The noble Lord, Lord Bethell—and the noble Lord, Lord Cledwyn, underlined this—referred to the terrible suffering inflicted on the Afghan people, and specifically to a new Soviet offensive. The Soviet Union's tactics in Afghanistan have been to deploy their forces in particular areas in strength to deal with local threats. They are continuing this tactic and so far there is no sign that this approach has been affected by the onset of winter. We have no evidence as yet to support recent press accounts of a new offensive.

Finally, I turn to the question of the Falkland Islands, about which the noble Lord, Lord Cledwyn, asked me. Your Lordships will have seen speculation in the press about Her Majesty's Government's policy on the Falkland Islands during the present visit to the islands by my honourable friend Mr. Ridley. My honourable friend has gone to the islands following exploratory talks with the Argentinians in April and my noble friend the Foreign Secretary's general discussion with the Argentine Foreign Minister in September.

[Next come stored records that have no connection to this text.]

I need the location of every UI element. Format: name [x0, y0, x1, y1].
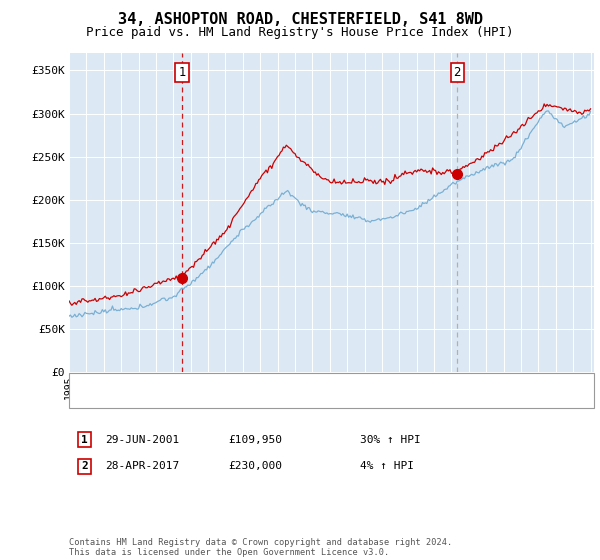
- Text: HPI: Average price, detached house, Chesterfield: HPI: Average price, detached house, Ches…: [109, 393, 409, 403]
- Text: 34, ASHOPTON ROAD, CHESTERFIELD, S41 8WD: 34, ASHOPTON ROAD, CHESTERFIELD, S41 8WD: [118, 12, 482, 27]
- Text: £109,950: £109,950: [228, 435, 282, 445]
- Text: 1: 1: [178, 66, 186, 78]
- Text: 28-APR-2017: 28-APR-2017: [105, 461, 179, 472]
- Text: 34, ASHOPTON ROAD, CHESTERFIELD, S41 8WD (detached house): 34, ASHOPTON ROAD, CHESTERFIELD, S41 8WD…: [109, 377, 464, 388]
- Text: Contains HM Land Registry data © Crown copyright and database right 2024.
This d: Contains HM Land Registry data © Crown c…: [69, 538, 452, 557]
- Text: 29-JUN-2001: 29-JUN-2001: [105, 435, 179, 445]
- Text: £230,000: £230,000: [228, 461, 282, 472]
- Text: 1: 1: [81, 435, 88, 445]
- Text: 30% ↑ HPI: 30% ↑ HPI: [360, 435, 421, 445]
- Text: 2: 2: [454, 66, 461, 78]
- Text: 2: 2: [81, 461, 88, 472]
- Text: Price paid vs. HM Land Registry's House Price Index (HPI): Price paid vs. HM Land Registry's House …: [86, 26, 514, 39]
- Text: 4% ↑ HPI: 4% ↑ HPI: [360, 461, 414, 472]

Her Majesty's Government have no doubt about our sovereignty over the islands, but it remains our wish to secure a viable economic and political future for the islanders in accordance with their wishes. We have been considering how best to continue the dialogue with Argentina with a view to achieving a solution of this difficult problem which would be acceptable to all parties. We have to explore all possible bases for negotiation. But no solution can be finally agreed without the endorsement of the islanders and of the British Parliament. My honourable friend is now consulting the islanders to establish their views.

My Lords, I opened my remarks with a reference to the words of my noble and learned friend the Lord Chancellor yesterday. My noble and learned friend in his speech yesterday also recalled the words of the late Dean Acheson who said 20 years ago that Britain had lost an empire but had yet to find a role. It is my belief that, whether or not that was right then, we now play a vital role within the Western Alliance and, indeed, as a senior and respected member of the international community. It may well be that in economic terms we no longer rank among the world's wealthiest nations, but for a variety of reasons—not least our membership of the European Community—we remain, and will continue to be, a powerful force for good in the world. I hope that your Lordships will agree that the present conduct of our foreign policy serves to maintain that position.

My Lords, on behalf of my noble friend the Leader of the House, I beg to move that this debate be adjourned until tomorrow.

Moved accordingly, and, on Question, Motion agreed to, and debate adjourned until tomorrow.